What about other drinks?
- Full strength 100% fruit juice, fruit drinks, pop or energy drinks are not recommended during exercise because they contain about double the amount of carbohydrate that is recommended. Also, the carbonation in pop and energy drinks could lead to bloating and discomfort and make it hard to drink enough to keep up with sweat losses.
- Coffee, tea, and some pop contain caffeine and should be limited. Adults should limit caffeine to 400 mg/d. Children should limit to 45to 85 mg/d depending on age.
- Sugary drinks like fruit juice, punch, pop, iced tea, etc. offer few nutrients and may lead to weight gain. These should be limited as follows
- Young children ½ cup per day
- Adolescents and adults 1 cup per day
Please note: The section below is relevant to adolescents or adult athletes, or to parents of younger athletes who would like guidance.
Should I use an energy drink for hydration?
Energy drinks are not sports drinks. They are not recommended for hydration or as a replacement for sports drinks during intense exercise. In fact, taking them could hurt your performance. Most energy drinks contain either too much or too little sugar and are carbonated. They either contain over 11 g carbohydrate per 100 mL, which is hard to absorb, or are calorie-free and don’t provide any energy at all. The carbonation makes it harder to drink enough fluids and can cause stomach upset. In addition to caffeine, energy drinks often contain ingredients like guarana (source of caffeine), taurine, inosotil, glucuronolactone, and herbals such as ginseng or gingko biloba that may not be well tolerated. The immediate feeling of “energy” is most likely due to the effects of the caffeine.

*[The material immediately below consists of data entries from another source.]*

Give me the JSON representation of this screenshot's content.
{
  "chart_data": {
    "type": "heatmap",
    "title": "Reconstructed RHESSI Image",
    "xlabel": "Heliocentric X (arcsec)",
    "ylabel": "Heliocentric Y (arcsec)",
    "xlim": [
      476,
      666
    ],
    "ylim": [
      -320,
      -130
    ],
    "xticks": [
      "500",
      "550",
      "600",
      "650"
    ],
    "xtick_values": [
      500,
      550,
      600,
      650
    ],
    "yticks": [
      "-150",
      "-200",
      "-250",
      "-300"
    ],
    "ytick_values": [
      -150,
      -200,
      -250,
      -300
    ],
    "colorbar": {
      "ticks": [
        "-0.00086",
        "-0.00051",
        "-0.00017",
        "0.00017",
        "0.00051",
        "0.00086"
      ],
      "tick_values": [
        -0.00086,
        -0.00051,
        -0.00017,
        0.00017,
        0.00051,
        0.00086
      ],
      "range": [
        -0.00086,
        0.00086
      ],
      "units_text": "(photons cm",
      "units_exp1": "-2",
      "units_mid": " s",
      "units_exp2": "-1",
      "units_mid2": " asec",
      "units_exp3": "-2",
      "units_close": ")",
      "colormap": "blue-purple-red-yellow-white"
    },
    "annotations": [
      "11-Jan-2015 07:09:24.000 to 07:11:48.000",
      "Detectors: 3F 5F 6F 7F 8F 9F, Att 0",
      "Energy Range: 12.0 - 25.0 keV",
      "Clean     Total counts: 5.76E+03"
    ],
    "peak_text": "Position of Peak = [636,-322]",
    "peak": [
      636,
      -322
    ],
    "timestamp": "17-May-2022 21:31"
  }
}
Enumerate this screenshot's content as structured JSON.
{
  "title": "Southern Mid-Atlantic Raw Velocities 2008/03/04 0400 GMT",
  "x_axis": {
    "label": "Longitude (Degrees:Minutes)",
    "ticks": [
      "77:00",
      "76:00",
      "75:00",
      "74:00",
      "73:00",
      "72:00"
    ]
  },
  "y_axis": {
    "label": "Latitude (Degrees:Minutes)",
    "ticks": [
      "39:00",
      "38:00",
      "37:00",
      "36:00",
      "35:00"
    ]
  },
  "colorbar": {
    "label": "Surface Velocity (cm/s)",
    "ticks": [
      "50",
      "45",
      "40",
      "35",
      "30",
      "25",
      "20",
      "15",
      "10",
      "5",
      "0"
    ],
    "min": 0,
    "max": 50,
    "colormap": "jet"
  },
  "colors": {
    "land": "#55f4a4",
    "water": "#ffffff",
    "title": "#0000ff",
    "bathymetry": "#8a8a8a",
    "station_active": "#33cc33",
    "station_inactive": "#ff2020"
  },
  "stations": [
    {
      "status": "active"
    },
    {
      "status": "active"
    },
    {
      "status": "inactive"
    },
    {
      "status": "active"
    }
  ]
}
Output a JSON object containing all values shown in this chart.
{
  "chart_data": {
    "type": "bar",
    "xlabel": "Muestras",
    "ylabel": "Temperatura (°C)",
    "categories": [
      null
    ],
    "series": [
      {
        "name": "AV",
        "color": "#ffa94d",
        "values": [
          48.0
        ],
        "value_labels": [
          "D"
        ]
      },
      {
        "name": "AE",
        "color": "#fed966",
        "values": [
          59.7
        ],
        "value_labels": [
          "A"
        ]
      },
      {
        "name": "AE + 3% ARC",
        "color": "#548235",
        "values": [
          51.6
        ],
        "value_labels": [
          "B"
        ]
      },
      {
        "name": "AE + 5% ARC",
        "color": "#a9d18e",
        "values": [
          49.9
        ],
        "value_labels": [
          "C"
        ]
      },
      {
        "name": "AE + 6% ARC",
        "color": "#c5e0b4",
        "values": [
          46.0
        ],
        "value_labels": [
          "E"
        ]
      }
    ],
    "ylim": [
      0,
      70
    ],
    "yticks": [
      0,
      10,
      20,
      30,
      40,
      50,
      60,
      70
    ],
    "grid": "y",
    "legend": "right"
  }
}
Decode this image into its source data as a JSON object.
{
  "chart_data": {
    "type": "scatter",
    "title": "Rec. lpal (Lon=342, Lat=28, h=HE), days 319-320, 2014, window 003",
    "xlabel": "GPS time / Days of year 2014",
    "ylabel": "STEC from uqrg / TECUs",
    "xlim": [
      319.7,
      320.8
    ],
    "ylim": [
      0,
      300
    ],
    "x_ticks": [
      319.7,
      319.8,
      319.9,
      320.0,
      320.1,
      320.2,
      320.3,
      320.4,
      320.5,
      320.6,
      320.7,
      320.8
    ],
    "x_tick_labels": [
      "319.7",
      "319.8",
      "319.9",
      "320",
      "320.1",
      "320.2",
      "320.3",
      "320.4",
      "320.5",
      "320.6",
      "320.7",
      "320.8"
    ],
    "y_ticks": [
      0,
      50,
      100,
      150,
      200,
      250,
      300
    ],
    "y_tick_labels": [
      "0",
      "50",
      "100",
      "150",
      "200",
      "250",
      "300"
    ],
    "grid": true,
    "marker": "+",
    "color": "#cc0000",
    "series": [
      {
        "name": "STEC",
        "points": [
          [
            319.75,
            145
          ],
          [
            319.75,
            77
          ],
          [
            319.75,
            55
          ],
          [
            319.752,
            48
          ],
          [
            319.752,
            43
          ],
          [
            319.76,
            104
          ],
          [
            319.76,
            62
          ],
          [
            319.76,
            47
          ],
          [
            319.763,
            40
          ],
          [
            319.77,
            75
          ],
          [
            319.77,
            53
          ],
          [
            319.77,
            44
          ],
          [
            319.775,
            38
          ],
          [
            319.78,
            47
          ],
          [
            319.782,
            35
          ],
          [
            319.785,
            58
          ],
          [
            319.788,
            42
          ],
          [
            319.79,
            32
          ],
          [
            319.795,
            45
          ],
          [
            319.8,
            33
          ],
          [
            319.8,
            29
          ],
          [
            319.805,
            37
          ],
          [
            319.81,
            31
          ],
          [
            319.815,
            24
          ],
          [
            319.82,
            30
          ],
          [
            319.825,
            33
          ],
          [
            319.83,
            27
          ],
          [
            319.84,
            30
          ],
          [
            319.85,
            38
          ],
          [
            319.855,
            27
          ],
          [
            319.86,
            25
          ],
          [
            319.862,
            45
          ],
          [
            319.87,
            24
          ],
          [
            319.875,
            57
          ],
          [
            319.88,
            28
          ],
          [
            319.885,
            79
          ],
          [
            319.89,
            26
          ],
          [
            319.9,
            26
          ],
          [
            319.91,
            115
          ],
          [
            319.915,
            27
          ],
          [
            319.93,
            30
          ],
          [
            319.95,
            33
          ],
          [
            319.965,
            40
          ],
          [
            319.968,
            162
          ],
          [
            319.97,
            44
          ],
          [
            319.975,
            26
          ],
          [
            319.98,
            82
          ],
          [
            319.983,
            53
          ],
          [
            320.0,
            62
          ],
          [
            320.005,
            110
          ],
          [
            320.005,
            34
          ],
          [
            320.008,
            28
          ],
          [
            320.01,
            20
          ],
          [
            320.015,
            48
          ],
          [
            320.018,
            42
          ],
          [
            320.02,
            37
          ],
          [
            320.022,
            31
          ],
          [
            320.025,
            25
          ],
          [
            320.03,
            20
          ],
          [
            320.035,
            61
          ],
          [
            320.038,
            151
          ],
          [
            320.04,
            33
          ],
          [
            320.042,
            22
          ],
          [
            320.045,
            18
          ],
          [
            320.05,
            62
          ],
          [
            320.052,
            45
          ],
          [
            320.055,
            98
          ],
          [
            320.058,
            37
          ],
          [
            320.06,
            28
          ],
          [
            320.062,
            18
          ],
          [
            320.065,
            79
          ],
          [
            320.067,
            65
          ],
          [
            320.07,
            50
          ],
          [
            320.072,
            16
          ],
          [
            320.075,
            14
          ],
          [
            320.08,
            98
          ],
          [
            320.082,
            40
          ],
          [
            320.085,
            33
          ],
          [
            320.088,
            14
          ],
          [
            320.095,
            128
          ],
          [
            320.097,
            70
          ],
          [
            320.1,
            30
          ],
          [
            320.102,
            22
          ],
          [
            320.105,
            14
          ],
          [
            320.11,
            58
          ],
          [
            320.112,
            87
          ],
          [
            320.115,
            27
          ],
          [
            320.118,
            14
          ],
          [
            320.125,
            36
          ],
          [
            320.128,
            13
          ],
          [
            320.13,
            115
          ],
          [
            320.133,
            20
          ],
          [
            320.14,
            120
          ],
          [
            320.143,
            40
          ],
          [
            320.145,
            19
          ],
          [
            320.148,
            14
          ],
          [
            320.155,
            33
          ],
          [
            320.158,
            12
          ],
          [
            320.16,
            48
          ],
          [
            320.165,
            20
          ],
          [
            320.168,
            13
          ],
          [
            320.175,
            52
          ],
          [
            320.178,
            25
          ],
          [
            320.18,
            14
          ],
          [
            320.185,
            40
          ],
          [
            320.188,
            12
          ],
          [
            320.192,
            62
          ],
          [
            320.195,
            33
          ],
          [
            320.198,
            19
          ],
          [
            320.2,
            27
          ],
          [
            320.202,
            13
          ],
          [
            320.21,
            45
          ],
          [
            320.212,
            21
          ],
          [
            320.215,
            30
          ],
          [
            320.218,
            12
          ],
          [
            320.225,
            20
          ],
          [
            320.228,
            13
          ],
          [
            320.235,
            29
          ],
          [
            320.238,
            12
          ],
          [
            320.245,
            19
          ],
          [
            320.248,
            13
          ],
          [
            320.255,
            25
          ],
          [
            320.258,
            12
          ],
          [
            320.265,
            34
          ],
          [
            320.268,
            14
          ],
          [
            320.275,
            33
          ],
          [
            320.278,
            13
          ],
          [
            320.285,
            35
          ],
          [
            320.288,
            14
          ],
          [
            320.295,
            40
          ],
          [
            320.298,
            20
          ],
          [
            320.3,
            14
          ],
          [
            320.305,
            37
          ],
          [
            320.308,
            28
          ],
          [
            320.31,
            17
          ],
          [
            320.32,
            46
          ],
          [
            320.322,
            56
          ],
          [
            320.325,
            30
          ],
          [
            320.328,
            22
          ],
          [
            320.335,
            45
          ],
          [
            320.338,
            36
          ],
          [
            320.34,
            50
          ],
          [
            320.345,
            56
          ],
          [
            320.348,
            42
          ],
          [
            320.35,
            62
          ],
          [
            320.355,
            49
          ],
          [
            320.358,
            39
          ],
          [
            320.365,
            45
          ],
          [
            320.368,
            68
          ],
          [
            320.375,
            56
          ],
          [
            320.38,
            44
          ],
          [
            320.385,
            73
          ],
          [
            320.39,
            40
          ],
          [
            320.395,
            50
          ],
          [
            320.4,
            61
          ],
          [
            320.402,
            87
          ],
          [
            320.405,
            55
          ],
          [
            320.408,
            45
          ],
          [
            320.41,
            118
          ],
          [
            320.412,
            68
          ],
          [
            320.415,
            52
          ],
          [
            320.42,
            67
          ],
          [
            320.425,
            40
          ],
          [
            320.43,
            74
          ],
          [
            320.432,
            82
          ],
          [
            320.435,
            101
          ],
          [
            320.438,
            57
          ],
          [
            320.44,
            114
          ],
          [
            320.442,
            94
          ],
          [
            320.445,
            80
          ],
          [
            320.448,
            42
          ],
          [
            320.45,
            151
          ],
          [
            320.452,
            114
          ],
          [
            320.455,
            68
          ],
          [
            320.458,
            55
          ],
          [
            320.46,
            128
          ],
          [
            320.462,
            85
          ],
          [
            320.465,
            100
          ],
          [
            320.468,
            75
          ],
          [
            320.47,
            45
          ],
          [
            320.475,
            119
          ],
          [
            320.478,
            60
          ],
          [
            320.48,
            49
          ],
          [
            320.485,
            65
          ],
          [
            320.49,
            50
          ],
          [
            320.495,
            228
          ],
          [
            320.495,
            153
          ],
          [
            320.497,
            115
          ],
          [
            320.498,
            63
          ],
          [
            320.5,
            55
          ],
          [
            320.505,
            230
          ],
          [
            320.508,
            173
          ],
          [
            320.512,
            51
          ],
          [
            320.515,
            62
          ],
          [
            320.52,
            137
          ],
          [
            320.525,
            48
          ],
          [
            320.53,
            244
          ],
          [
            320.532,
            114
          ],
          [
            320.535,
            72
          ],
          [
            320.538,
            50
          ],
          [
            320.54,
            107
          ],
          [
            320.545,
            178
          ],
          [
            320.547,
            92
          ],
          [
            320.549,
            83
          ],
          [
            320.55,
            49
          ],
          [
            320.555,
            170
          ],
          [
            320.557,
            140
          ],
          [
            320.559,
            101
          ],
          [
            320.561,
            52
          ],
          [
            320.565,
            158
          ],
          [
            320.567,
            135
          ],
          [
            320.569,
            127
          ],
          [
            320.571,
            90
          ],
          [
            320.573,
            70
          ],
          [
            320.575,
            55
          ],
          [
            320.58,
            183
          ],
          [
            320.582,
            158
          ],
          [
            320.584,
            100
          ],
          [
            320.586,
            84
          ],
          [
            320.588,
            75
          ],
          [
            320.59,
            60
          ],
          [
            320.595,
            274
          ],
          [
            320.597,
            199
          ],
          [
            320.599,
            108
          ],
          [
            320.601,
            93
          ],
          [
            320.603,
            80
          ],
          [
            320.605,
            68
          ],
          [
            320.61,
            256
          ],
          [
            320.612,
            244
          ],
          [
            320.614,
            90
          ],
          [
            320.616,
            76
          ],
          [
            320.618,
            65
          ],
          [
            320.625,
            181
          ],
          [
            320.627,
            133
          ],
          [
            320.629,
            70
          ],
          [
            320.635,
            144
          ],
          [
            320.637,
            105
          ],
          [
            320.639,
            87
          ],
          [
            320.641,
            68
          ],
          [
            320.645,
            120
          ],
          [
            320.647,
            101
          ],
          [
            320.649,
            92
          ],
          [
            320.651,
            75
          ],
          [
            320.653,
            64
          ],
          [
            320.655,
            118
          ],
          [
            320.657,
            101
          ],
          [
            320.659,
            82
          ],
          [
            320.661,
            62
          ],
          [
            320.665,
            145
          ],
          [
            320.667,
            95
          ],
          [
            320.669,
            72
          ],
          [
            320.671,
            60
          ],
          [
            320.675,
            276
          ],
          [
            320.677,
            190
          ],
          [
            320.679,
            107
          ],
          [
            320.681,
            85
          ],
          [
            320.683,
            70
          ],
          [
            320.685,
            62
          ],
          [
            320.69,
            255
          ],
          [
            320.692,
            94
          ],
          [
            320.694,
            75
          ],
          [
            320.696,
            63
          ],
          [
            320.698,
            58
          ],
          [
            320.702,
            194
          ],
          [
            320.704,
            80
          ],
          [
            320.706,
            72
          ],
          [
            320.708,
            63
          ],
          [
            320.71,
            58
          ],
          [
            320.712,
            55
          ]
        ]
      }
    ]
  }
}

Is coconut water better than a sports drink for hydration?
Coconut water has been promoted as an alternative to sports drinks for rehydration. Compared with sports drinks, coconut water does not have the right amount of carbohydrates or salts for optimal hydration during exercise. There is often too little sodium and more potassium than is recommended. There is nothing wrong with choosing coconut water for general hydration. However, a sports drink is a better choice for optimal hydration for intense exercise or competition.
How to pick a sports drink
- Look for one that includes water as its first ingredient. Water is essential for rehydration.
- Carbohydrates: 5 to 8 g carbohydrate per 100 mL.
- Choose drinks that include a mixture of different carbohydrate sources such as glucose, fructose, sucrose and maltodextrin. These sugars are absorbed quickly during exercise to give you the energy that you need.
- Sodium: 45 to 70 mg sodium per 100 mL. Sodium is lost through sweat and needs to be replaced. Having sodium in the drink also increases thirst, which helps you to drink more and stay hydrated.
- Potassium: 8 to 20 mg potassium per 100 mL Potassium is also lost through sweat.
- Flavour: improves taste which can help you drink more.
- A good sports drink does not need to include added amino acids, oxygen, caffeine or herbal ingredients.